Once you’ve created your class, create a runner file that creates three separate instances of book and saves them to variables.

Check in with your partner that you’re in a similar place. Discuss an differences you have in your code.

Create a Library Class

Create a Library class. Add attributes as you wish, but the be sure to include a @collection instance variable that starts as an empty array.

Check in with your partner that you’re in a similar place. Discuss an differences you have in your code.

If you have time:

  • Add a add_book method that takes an instance of book and adds it to your collection.
  • Add a titles method that iterates over your collection of books and returns only their titles.
  • Add an authors method that iterates over your collection of books and returns the authors for each book. Can you make it so that it does not return any duplicate authors?
  • Pretty print: add a method that prints a table of books and authors that the library has. This will require some string manipulation to get a table to print with columns that line up.

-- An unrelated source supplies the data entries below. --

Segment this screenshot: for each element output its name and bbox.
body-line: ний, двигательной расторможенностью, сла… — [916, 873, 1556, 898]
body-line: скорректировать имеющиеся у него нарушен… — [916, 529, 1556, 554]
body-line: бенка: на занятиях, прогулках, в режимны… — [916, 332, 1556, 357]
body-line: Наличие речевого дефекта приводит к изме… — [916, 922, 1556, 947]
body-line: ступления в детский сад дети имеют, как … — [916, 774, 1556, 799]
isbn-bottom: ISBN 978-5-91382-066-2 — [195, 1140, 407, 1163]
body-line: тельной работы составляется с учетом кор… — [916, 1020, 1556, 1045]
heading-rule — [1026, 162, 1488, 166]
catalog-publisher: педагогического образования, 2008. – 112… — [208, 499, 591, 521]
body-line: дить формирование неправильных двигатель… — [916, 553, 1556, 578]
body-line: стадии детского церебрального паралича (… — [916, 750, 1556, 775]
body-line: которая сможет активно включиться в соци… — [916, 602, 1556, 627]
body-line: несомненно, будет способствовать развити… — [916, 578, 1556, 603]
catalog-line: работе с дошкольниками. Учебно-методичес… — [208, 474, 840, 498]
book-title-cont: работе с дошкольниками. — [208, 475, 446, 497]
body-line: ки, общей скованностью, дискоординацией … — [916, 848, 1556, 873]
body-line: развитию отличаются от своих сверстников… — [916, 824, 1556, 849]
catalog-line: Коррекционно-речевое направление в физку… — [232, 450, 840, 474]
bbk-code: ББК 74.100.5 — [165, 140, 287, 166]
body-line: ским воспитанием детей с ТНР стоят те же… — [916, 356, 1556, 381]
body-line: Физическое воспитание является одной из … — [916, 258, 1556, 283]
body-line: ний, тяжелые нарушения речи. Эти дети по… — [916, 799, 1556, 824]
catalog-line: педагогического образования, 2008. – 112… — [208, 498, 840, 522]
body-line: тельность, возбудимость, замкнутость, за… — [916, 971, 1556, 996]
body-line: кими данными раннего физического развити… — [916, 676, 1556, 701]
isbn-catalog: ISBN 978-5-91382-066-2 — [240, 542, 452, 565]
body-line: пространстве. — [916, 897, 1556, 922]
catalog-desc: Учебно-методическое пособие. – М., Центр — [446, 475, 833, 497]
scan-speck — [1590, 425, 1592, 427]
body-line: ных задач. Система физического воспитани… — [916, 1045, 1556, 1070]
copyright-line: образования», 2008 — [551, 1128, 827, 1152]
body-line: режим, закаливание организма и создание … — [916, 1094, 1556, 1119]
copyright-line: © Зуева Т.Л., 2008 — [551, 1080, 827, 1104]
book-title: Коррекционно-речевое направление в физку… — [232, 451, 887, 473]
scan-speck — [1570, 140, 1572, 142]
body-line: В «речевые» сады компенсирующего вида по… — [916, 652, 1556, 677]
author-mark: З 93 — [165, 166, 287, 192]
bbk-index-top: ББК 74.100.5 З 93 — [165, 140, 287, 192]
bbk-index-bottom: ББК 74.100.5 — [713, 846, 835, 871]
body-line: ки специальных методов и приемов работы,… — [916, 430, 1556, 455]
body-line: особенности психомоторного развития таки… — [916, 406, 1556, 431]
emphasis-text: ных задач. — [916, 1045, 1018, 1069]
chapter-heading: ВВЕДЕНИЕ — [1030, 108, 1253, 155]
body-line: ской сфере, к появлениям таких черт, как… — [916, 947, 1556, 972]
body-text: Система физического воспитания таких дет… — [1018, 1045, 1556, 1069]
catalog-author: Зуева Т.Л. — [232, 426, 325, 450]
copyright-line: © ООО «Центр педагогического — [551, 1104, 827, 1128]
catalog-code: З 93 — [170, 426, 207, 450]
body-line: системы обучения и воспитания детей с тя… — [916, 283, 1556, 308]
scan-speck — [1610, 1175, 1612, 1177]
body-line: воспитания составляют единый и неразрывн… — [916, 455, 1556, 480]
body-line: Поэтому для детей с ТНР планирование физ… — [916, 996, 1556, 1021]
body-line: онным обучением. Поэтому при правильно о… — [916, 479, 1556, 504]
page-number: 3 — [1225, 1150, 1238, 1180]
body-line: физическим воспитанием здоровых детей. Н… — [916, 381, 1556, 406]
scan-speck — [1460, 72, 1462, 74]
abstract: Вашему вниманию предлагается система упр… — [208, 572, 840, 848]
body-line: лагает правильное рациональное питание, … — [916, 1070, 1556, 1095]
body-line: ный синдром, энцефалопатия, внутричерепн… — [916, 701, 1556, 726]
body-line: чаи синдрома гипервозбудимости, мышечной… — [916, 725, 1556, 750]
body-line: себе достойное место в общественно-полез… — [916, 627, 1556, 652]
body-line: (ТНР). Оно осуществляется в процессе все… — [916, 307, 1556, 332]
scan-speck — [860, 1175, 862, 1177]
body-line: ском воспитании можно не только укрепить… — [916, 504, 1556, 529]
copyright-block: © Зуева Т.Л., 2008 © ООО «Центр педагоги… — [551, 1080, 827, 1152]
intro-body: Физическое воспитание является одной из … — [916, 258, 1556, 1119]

Update your runner file to create a new library, add some books to the library, and print information about their collections.

Check for Understanding

On your own, answer the questions below.

  • Classes, instances, objects
    • What is a Class?
    • What is an Instance?
    • What is an Object?
    • How are these three things alike/different?
    • What code do you have to write to create a Class? What code do you have to write to create an instance?
    • What happens when a new instance is created?
  • Attributes & Methods
    • What is an attribute? How can we recognize an attribute?
    • What is a method? How do we write methods?
    • What are parameters? How do we add parameters to methods?
    • What is a return value? How do you know what the return value of a method is? Do all methods have return values?

If you are struggling a bit to answer any of these, take some time after this lesson to google or talk with a classmate. If you feel absolutely lost in these, set up a time to pair with a Mod2 student/mentor/instructor.